Il y les mesures liés aux marché de la propriété immobilière. Il faut avoir en cible un cible à moyen terme d’évolution des prix pour tenir compte du fait que nombreux ménages sont engagés avec un crédit hypothécaire. On peut penser à faciliter l’acte de construction pour libérer l’offre de nouveaux logements : une contribution avait présenté le niveau important de liberté de l’agglomération de Tokyo en la matière, à l’origine d’une développement important des logements construits. Un autre axe peut concerner les politiques d’aménagement du territoire face à l’effet ciseau de déséquilibres offre-demande dans les agglomérations combiné à une augmentation globale de la vacance des logements en France.

Sur le marché locatif, le niveau élevé des prix conduit à justifier l’existence d’un secteur social et même d’un secteur de l’hébergement qui prend en charge les personnes dont les besoins logement ne peuvent être satisfaits aux conditions de marché. Les pressions à la croissance de ces secteurs baissent avec l’existence d’une offre privée à prix abordable, une situation qui existe beaucoup plus en Allemagne qu’en France par exemple.

À partir du mois de juillet la Banque centrale européenne va commencer à augmenter ses taux. En quoi cette remontée va impacter le pouvoir d’achat immobilier des Français dans les prochains mois ? Les Français ont-ils vraiment perdu jusqu’à une pièce en six mois ?

Le pouvoir d’achat immobilier correspond à la mensualité d’emprunt qu’un ménage est capable d’assumer sur son revenu donc avec deux variables de contrôle : le niveau des prix et celui des taux d’intérêt. La société meilleurtaux a publié son baromètre en la matière pour juin 2022, sur la base du calcul suivant : nombre de mètres carré pouvant être achetés pour 1 000€ (soit 3 000 € de revenu) en prenant en compte le fait que le taux moyen d’emprunt est passe de 0,7 % à 1,4 % entre décembre 2021 et juin 2022. La dégradation est particulièrement forte dans les localités où les prix ont monté, souvent des villes moyennes comme Saint-Etienne ou Le Mans.

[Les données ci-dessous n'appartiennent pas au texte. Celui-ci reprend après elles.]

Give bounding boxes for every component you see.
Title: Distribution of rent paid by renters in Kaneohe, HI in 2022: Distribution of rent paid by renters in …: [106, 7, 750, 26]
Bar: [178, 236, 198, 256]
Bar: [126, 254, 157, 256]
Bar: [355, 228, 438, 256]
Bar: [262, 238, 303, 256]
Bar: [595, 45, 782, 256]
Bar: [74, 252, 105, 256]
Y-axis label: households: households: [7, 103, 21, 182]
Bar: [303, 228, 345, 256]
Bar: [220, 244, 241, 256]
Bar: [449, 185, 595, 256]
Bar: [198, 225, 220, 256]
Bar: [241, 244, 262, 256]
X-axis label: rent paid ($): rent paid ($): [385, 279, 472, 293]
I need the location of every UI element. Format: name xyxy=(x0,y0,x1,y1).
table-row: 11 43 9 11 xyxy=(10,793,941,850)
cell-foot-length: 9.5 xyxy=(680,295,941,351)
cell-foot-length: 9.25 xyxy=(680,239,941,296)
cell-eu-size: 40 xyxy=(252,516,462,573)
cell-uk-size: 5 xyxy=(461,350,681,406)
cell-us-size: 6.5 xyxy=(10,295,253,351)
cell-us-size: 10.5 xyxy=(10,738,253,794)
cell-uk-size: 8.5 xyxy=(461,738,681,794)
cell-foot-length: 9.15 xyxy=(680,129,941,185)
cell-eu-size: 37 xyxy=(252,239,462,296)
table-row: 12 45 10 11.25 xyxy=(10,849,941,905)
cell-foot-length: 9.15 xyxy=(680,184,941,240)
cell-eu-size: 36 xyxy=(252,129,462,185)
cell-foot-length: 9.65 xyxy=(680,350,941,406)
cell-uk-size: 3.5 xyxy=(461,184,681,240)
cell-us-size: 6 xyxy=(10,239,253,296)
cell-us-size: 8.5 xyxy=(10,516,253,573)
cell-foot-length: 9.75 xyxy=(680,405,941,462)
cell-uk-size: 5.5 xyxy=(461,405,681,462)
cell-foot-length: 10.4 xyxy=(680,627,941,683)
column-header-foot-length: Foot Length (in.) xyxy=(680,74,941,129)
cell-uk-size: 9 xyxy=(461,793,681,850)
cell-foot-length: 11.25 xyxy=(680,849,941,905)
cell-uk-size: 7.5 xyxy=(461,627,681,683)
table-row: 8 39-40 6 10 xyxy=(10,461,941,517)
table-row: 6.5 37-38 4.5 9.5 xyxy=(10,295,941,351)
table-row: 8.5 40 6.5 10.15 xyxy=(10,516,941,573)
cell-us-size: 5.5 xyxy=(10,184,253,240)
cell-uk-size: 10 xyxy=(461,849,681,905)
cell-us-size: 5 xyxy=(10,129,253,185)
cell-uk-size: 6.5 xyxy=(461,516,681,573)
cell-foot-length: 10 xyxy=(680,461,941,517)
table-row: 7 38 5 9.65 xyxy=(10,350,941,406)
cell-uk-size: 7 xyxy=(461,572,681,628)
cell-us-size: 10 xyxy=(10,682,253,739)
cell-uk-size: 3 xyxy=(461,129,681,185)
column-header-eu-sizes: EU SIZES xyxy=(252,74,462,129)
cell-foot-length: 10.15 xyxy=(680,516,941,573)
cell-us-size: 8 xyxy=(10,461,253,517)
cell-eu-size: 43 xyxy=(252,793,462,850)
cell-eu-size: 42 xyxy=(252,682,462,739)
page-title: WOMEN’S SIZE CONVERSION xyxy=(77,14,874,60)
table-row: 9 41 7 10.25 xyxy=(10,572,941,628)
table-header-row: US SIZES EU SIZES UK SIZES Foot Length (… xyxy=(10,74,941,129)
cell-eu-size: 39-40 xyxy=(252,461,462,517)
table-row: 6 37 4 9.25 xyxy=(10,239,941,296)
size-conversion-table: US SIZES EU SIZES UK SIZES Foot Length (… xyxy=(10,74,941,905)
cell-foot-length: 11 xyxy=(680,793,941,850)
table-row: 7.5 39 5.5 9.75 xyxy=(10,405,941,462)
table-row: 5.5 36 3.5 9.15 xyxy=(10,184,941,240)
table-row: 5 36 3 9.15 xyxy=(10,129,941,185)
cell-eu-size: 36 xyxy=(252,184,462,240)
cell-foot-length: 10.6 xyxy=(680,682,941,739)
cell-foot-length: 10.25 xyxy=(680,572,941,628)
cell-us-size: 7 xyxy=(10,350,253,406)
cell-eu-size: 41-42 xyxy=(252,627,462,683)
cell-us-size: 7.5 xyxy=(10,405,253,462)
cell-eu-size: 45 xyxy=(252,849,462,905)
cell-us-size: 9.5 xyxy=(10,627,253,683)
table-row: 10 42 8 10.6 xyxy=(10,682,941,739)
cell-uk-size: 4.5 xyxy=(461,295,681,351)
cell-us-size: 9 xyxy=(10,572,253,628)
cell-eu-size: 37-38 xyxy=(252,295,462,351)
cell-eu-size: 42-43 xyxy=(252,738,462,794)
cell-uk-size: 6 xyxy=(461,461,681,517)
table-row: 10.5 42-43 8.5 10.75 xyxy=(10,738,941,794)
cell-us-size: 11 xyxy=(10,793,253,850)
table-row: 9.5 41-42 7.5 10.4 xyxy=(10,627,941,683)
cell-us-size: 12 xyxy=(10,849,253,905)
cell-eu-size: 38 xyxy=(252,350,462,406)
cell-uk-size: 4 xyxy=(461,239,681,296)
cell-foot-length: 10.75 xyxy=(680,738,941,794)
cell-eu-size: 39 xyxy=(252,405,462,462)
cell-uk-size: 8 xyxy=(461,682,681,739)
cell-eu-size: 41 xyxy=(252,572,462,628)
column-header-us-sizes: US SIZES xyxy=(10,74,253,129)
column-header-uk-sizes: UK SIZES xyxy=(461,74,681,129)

En revanche le pouvoir d’achat immobilier est stable à Paris où les prix se tassent.

Une image contenant table

Description générée automatiquement

A terme le niveau des taux ne peut qu’avoir des conséquences sur les prix de l’immobilier et c’est la combinaisons des deux qui déterminera le pouvoir d’achat immobilier.

En raison de débordements, nous avons fait le choix de suspendre les commentaires des articles d'Atlantico.fr.

Mais n'hésitez pas à partager cet article avec vos proches par mail, messagerie, SMS ou sur les réseaux sociaux afin de continuer le débat !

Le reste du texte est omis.